What a magical gem to discover within an hour of home! I love camping, but I don’t love the hassle of packing/setting up camp/breaking down camp/packing/unloading/cleaning/reorganizing/etc for next time….especially not for a short trip and especially not with the whole family in tow (am I right, mamas?)
This place is perfect. It’s not really a cabin, more of a fancier lean-to. Three walls and a proper roof! It has a pull down shade wall (Bill’s cabin, anyway), camp mattresses on simple plywood bed frames, lanterns, a solar panel to power string lights and recharge batteries, a dedicated propane camp stove and propane, utensils, plates/bowls/cups, a coffee French press, a fire ring and chairs. Truly we brought clothes, toiletries, food, a pillow, a sleeping bag and games, the rest stayed home. I wouldn’t want to brave it when lows start being sub-freezing, but I want to find every excuse to go back April-Nov!
We got a camping experience that wasn’t an overpriced cabin, which isn’t really camping anyway. And we didn’t have to schlep all the usual things that turn an otherwise pleasant weekend into another chore.
This feels strange to say, but even the outhouse was cute (port a potty with a cedar shed built around it).

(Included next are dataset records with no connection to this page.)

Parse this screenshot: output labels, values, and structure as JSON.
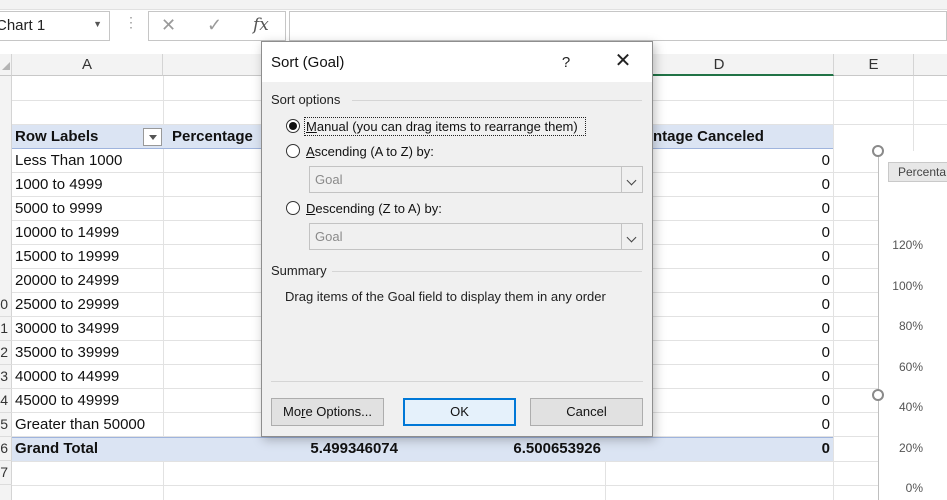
{
  "name_box": {
    "value": "Chart 1"
  },
  "formula_bar": {
    "cancel_icon": "✕",
    "enter_icon": "✓",
    "fx_label": "fx",
    "value": ""
  },
  "columns": [
    "A",
    "",
    "",
    "D",
    "E"
  ],
  "rows": [
    "",
    "",
    "",
    "",
    "",
    "",
    "",
    "",
    "",
    "",
    "",
    "",
    "0",
    "1",
    "2",
    "3",
    "4",
    "5",
    "6",
    "7"
  ],
  "pivot": {
    "header": {
      "row_labels": "Row Labels",
      "col_b": "Percentage",
      "col_d": "ntage Canceled"
    },
    "items": [
      {
        "label": "Less Than 1000",
        "value": "0"
      },
      {
        "label": "1000 to 4999",
        "value": "0"
      },
      {
        "label": "5000 to 9999",
        "value": "0"
      },
      {
        "label": "10000 to 14999",
        "value": "0"
      },
      {
        "label": "15000 to 19999",
        "value": "0"
      },
      {
        "label": "20000 to 24999",
        "value": "0"
      },
      {
        "label": "25000 to 29999",
        "value": "0"
      },
      {
        "label": "30000 to 34999",
        "value": "0"
      },
      {
        "label": "35000 to 39999",
        "value": "0"
      },
      {
        "label": "40000 to 44999",
        "value": "0"
      },
      {
        "label": "45000 to 49999",
        "value": "0"
      },
      {
        "label": "Greater than 50000",
        "value": "0"
      }
    ],
    "grand_total": {
      "label": "Grand Total",
      "col_b": "5.499346074",
      "col_c": "6.500653926",
      "col_d": "0"
    }
  },
  "chart": {
    "title_fragment": "Percenta",
    "y_ticks": [
      "120%",
      "100%",
      "80%",
      "60%",
      "40%",
      "20%",
      "0%"
    ]
  },
  "dialog": {
    "title": "Sort (Goal)",
    "help": "?",
    "close_icon": "✕",
    "sort_options_label": "Sort options",
    "manual": {
      "hotkey": "M",
      "rest": "anual (you can drag items to rearrange them)",
      "selected": true
    },
    "ascending": {
      "hotkey": "A",
      "rest": "scending (A to Z) by:",
      "selected": false,
      "value": "Goal"
    },
    "descending": {
      "hotkey": "D",
      "rest": "escending (Z to A) by:",
      "selected": false,
      "value": "Goal"
    },
    "summary_label": "Summary",
    "summary_text": "Drag items of the Goal field to display them in any order",
    "more_options_pre": "Mo",
    "more_options_hotkey": "r",
    "more_options_post": "e Options...",
    "ok": "OK",
    "cancel": "Cancel"
  }
}
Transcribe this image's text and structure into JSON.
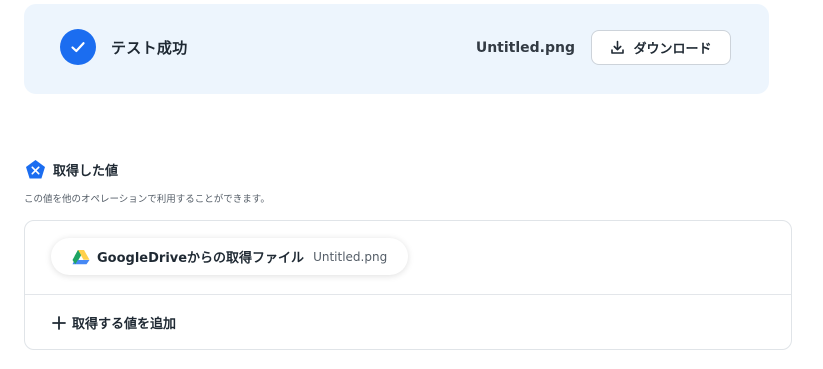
{
  "banner": {
    "status_text": "テスト成功",
    "file_name": "Untitled.png",
    "download_label": "ダウンロード",
    "status_icon": "check-icon",
    "accent_color": "#1b6df0",
    "background_color": "#edf5fd"
  },
  "section": {
    "title": "取得した値",
    "description": "この値を他のオペレーションで利用することができます。",
    "icon": "variable-pentagon-icon"
  },
  "values": [
    {
      "label": "GoogleDriveからの取得ファイル",
      "value": "Untitled.png",
      "icon": "google-drive-icon"
    }
  ],
  "add_value_label": "取得する値を追加"
}
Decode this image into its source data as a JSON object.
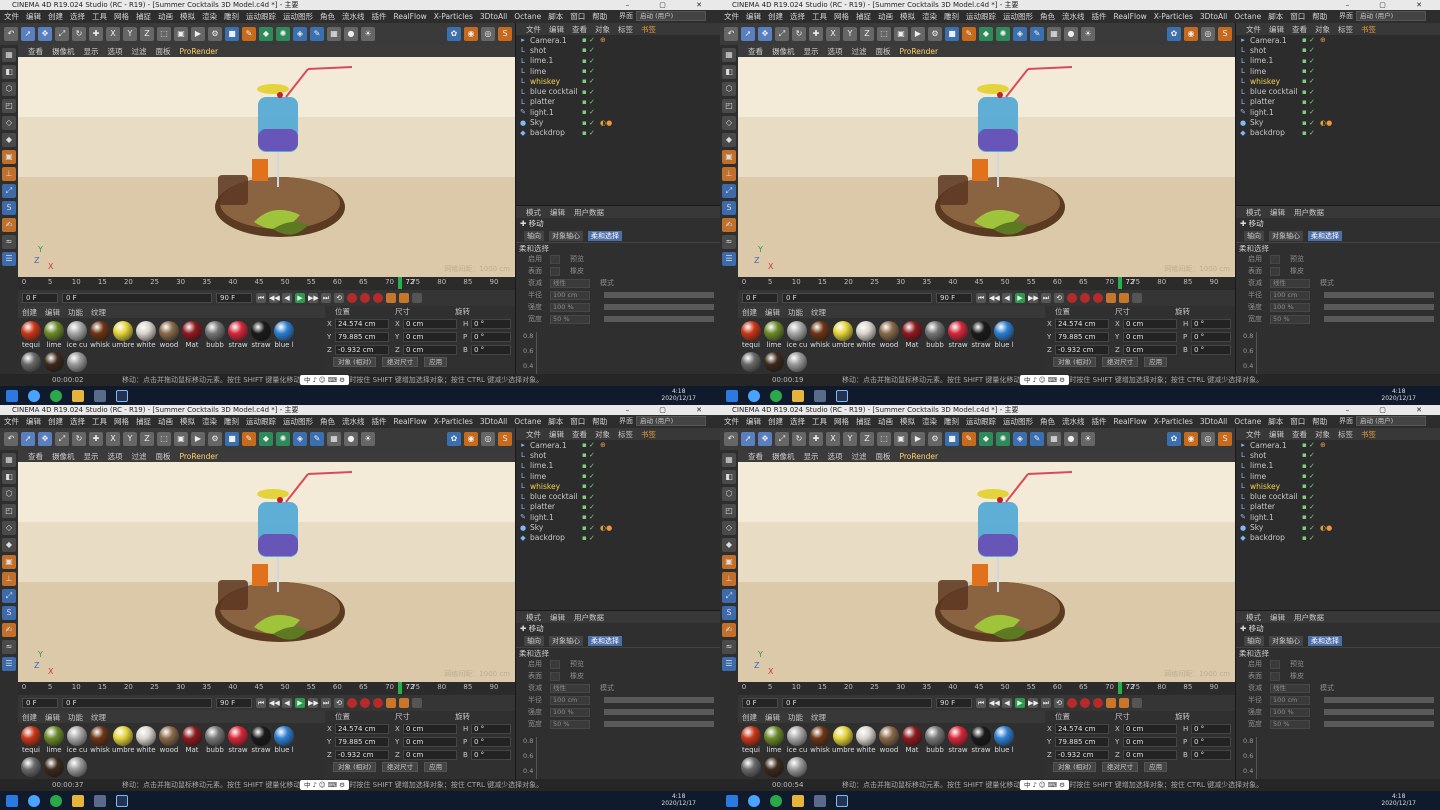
{
  "window": {
    "title": "CINEMA 4D R19.024 Studio (RC - R19) - [Summer Cocktails 3D Model.c4d *] - 主要",
    "controls": "–  ▢  ✕"
  },
  "menubar": {
    "items": [
      "文件",
      "编辑",
      "创建",
      "选择",
      "工具",
      "网格",
      "捕捉",
      "动画",
      "模拟",
      "渲染",
      "雕刻",
      "运动跟踪",
      "运动图形",
      "角色",
      "流水线",
      "插件",
      "RealFlow",
      "X-Particles",
      "3DtoAll",
      "Octane",
      "脚本",
      "窗口",
      "帮助"
    ],
    "layout_label": "界面",
    "layout_value": "启动 (用户)"
  },
  "toolbar": {
    "icons": [
      {
        "name": "undo-icon",
        "glyph": "↶",
        "style": "gray"
      },
      {
        "name": "live-select-icon",
        "glyph": "➚",
        "style": "sel"
      },
      {
        "name": "move-icon",
        "glyph": "✥",
        "style": "sel"
      },
      {
        "name": "scale-icon",
        "glyph": "⤢",
        "style": "gray"
      },
      {
        "name": "rotate-icon",
        "glyph": "↻",
        "style": "gray"
      },
      {
        "name": "add-icon",
        "glyph": "✚",
        "style": "gray"
      },
      {
        "name": "x-axis-icon",
        "glyph": "X",
        "style": "gray"
      },
      {
        "name": "y-axis-icon",
        "glyph": "Y",
        "style": "gray"
      },
      {
        "name": "z-axis-icon",
        "glyph": "Z",
        "style": "gray"
      },
      {
        "name": "coord-system-icon",
        "glyph": "⬚",
        "style": "gray"
      },
      {
        "name": "render-region-icon",
        "glyph": "▣",
        "style": "gray"
      },
      {
        "name": "render-view-icon",
        "glyph": "▶",
        "style": "gray"
      },
      {
        "name": "render-settings-icon",
        "glyph": "⚙",
        "style": "gray"
      },
      {
        "name": "cube-icon",
        "glyph": "■",
        "style": "blue"
      },
      {
        "name": "pen-icon",
        "glyph": "✎",
        "style": "orange"
      },
      {
        "name": "subdivision-icon",
        "glyph": "◆",
        "style": "green"
      },
      {
        "name": "array-icon",
        "glyph": "✺",
        "style": "green"
      },
      {
        "name": "deformer-icon",
        "glyph": "◈",
        "style": "blue"
      },
      {
        "name": "environment-icon",
        "glyph": "✎",
        "style": "blue"
      },
      {
        "name": "floor-icon",
        "glyph": "▦",
        "style": "gray"
      },
      {
        "name": "camera-icon",
        "glyph": "●",
        "style": "gray"
      },
      {
        "name": "light-icon",
        "glyph": "☀",
        "style": "gray"
      }
    ],
    "right_icons": [
      {
        "name": "xparticles-icon",
        "glyph": "✿",
        "style": "blue"
      },
      {
        "name": "realflow-icon",
        "glyph": "◉",
        "style": "orange"
      },
      {
        "name": "plugin-icon",
        "glyph": "◎",
        "style": "gray"
      },
      {
        "name": "octane-icon",
        "glyph": "S",
        "style": "orange"
      }
    ]
  },
  "viewport_menu": [
    "查看",
    "摄像机",
    "显示",
    "选项",
    "过滤",
    "面板",
    "ProRender"
  ],
  "viewport": {
    "grid_label": "网格间距：1000 cm",
    "axis_labels": [
      "Y",
      "Z",
      "X"
    ]
  },
  "timeline": {
    "ticks": [
      "0",
      "5",
      "10",
      "15",
      "20",
      "25",
      "30",
      "35",
      "40",
      "45",
      "50",
      "55",
      "60",
      "65",
      "70",
      "75",
      "80",
      "85",
      "90"
    ]
  },
  "timeline_ends": {
    "end_right": "72 F"
  },
  "transport": {
    "start_field": "0 F",
    "end_field": "90 F",
    "max_field": "90 F",
    "buttons": [
      "⏮",
      "◀◀",
      "◀",
      "▶",
      "▶▶",
      "⏭",
      "⟲"
    ]
  },
  "materials": {
    "tabs": [
      "创建",
      "编辑",
      "功能",
      "纹理"
    ],
    "items": [
      {
        "label": "tequi",
        "color": "#c8371a"
      },
      {
        "label": "lime",
        "color": "#6c8a2c"
      },
      {
        "label": "ice cu",
        "color": "#a8a8a8"
      },
      {
        "label": "whisk",
        "color": "#6d3516"
      },
      {
        "label": "umbrel",
        "color": "#e3d43a"
      },
      {
        "label": "white",
        "color": "#d9d4cc"
      },
      {
        "label": "wood",
        "color": "#8a6a4a"
      },
      {
        "label": "Mat",
        "color": "#8d1a1e"
      },
      {
        "label": "bubb",
        "color": "#777777"
      },
      {
        "label": "straw",
        "color": "#d4283a"
      },
      {
        "label": "straw",
        "color": "#1a1a1a"
      },
      {
        "label": "blue l",
        "color": "#2e7fd1"
      }
    ],
    "row2": [
      {
        "label": "",
        "color": "#6a6a6a"
      },
      {
        "label": "",
        "color": "#3c2a1c"
      },
      {
        "label": "",
        "color": "#9a9a9a"
      }
    ]
  },
  "coordinates": {
    "headers": [
      "位置",
      "尺寸",
      "旋转"
    ],
    "rows": [
      {
        "axis": "X",
        "pos": "24.574 cm",
        "size": "0 cm",
        "rot_axis": "H",
        "rot": "0 °"
      },
      {
        "axis": "Y",
        "pos": "79.885 cm",
        "size": "0 cm",
        "rot_axis": "P",
        "rot": "0 °"
      },
      {
        "axis": "Z",
        "pos": "-0.932 cm",
        "size": "0 cm",
        "rot_axis": "B",
        "rot": "0 °"
      }
    ],
    "mode_button": "对象 (相对)",
    "size_button": "绝对尺寸",
    "apply_button": "应用"
  },
  "object_manager": {
    "tabs": [
      "文件",
      "编辑",
      "查看",
      "对象",
      "标签",
      "书签"
    ],
    "objects": [
      {
        "name": "Camera.1",
        "icon": "camera-icon",
        "glyph": "▸",
        "highlight": false,
        "tag": "⊕"
      },
      {
        "name": "shot",
        "icon": "null-icon",
        "glyph": "L",
        "highlight": false,
        "tag": ""
      },
      {
        "name": "lime.1",
        "icon": "null-icon",
        "glyph": "L",
        "highlight": false,
        "tag": ""
      },
      {
        "name": "lime",
        "icon": "null-icon",
        "glyph": "L",
        "highlight": false,
        "tag": ""
      },
      {
        "name": "whiskey",
        "icon": "null-icon",
        "glyph": "L",
        "highlight": true,
        "tag": ""
      },
      {
        "name": "blue cocktail",
        "icon": "null-icon",
        "glyph": "L",
        "highlight": false,
        "tag": ""
      },
      {
        "name": "platter",
        "icon": "null-icon",
        "glyph": "L",
        "highlight": false,
        "tag": ""
      },
      {
        "name": "light.1",
        "icon": "light-icon",
        "glyph": "✎",
        "highlight": false,
        "tag": ""
      },
      {
        "name": "Sky",
        "icon": "sky-icon",
        "glyph": "●",
        "highlight": false,
        "tag": "◐●"
      },
      {
        "name": "backdrop",
        "icon": "backdrop-icon",
        "glyph": "◆",
        "highlight": false,
        "tag": ""
      }
    ]
  },
  "attribute_manager": {
    "tabs": [
      "模式",
      "编辑",
      "用户数据"
    ],
    "title": "移动",
    "subtabs": [
      "轴向",
      "对象轴心",
      "柔和选择"
    ],
    "section": "柔和选择",
    "rows": [
      {
        "k": "启用",
        "v": "",
        "b": "预览"
      },
      {
        "k": "表面",
        "v": "",
        "b": "橡皮"
      },
      {
        "k": "衰减",
        "v": "线性",
        "b": "模式"
      },
      {
        "k": "半径",
        "v": "100 cm",
        "b": ""
      },
      {
        "k": "强度",
        "v": "100 %",
        "b": ""
      },
      {
        "k": "宽度",
        "v": "50 %",
        "b": ""
      }
    ],
    "graph_labels": [
      "0.8",
      "0.6",
      "0.4"
    ]
  },
  "statusbar": {
    "message": "移动：点击并拖动鼠标移动元素。按住 SHIFT 键量化移动；节点编辑模式时按住 SHIFT 键增加选择对象；按住 CTRL 键减少选择对象。",
    "ime": "中 ♪ ☺ ⌨ ⚙"
  },
  "taskbar": {
    "clock_time": "4:18",
    "clock_date": "2020/12/17"
  },
  "quadrants": [
    {
      "timecode": "00:00:02",
      "frame": "72",
      "marker_frame": 72
    },
    {
      "timecode": "00:00:19",
      "frame": "72",
      "marker_frame": 72
    },
    {
      "timecode": "00:00:37",
      "frame": "72",
      "marker_frame": 72
    },
    {
      "timecode": "00:00:54",
      "frame": "72",
      "marker_frame": 72
    }
  ],
  "colors": {
    "accent_selected": "#f2d24e",
    "timeline_marker": "#23b34a",
    "active_tab": "#e89b3a"
  }
}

My only real disappointment was the water situation. There is a bucket of non-potable water attached to a gravity filter. For 2 days it was barely enough. If we’d had more plate-needy food we would not have had enough water to wash and drink and we were only 3 people for 2 nights. Bill’s Cabin is supposedly set up for 7 people. It was already not quite sufficient so I can’t imagine trying to accommodate 7 on that amount of water.